As romance novels are one of the most popular genres of literature, consistently responsible for high book sales, I think Hazelwood deserves some credit for delivering a science-heavy story in a cute package. Although I doubt Hazelwood was trying to educate us on the nature of academia, she still managed to present scientists in a realistic setting, which is the closest some of us will ever get to lab work. Furthermore, she used her keen insight and experiences to bring the process of science to many new eyes. For that alone, I think that makes “The Love Hypothesis” a compelling example of effective science communication.

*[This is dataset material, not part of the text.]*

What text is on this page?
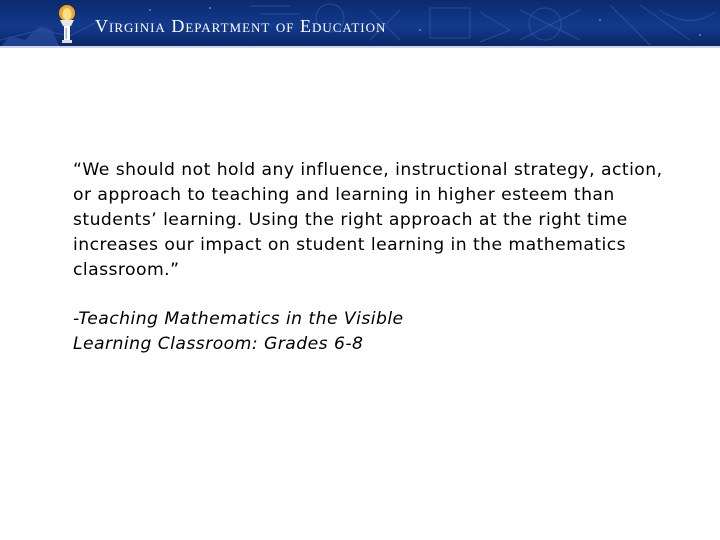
Virginia Department of Education

“We should not hold any influence, instructional strategy, action, or approach to teaching and learning in higher esteem than students’ learning. Using the right approach at the right time increases our impact on student learning in the mathematics classroom.”

-Teaching Mathematics in the Visible Learning Classroom: Grades 6-8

As for other scientists, I think there may be a compelling case here. I do not want to claim that “The Love Hypothesis” is more popular than “Contact” or any other book written by a scientist, as I do not have the data to verify that. I found analyzing the Goodreads rankings an interesting way to gauge current popularity, but I’m certain there are other more accurate methods. As romance novels are so incredibly popular, especially compared to other book genres, I will claim that they are certainly worth considering as a vehicle for science communication.
“The Love Hypothesis” has not been out for a year yet, and it is possible that sales will slow and people will lose interest. However, Hazelwood has more work in the pipeline: several short stories in her “STEMinist novellas” series are set for release this spring and summer. She also has another novel is coming out in August 2022, “Love on the Brain,” which features two scientists forced to work together on a project. And yes, I do plan on reading all of them.
So if you’re a scientist and have some trouble getting the word out about your research, maybe you should consider stuffing it into a romance novel. Picture this: a grumpy climate-change scientist and an optimistic mycologist team up to go to a Flat Earth convention and deprogram as many conspiracy theorists as possible. Along the way, shenanigans happen, and the two fall in love. Also, there’s only one room left at the hotel and only one bed. So what are these two scientists going to do?
I’ll let you come up with the rest.
6 thoughts on “Ali Hazelwood’s “The Love Hypothesis” is a Cool Prototype for Future SciCom”
– I like romance novels too, but I’m in a phase now where I have stopped reading for fun. It goes in waves. I think I haven’t read for fun in 2-3 years now, so give it more time and I may read for fun.
-What’s weird is that in my Pricing class, a group studied different pricing for kindle books and hardcover books, and they mentioned romance novels and everyone laughed. And I was like… why laugh when reading in general is escapism.
– I think this line: “I will claim that they are certainly worth considering as a vehicle for science communication” means you are writing your thesis on this haha
People love to make fun of romance novels and on some level I get it. A lot of them are badly-written, silly escapism. But I think a lot of people forget that romance novels are also one of the few genres that guarantee happy endings for the female characters. It’s fair from a perfect genre, but it’s popular for a reason!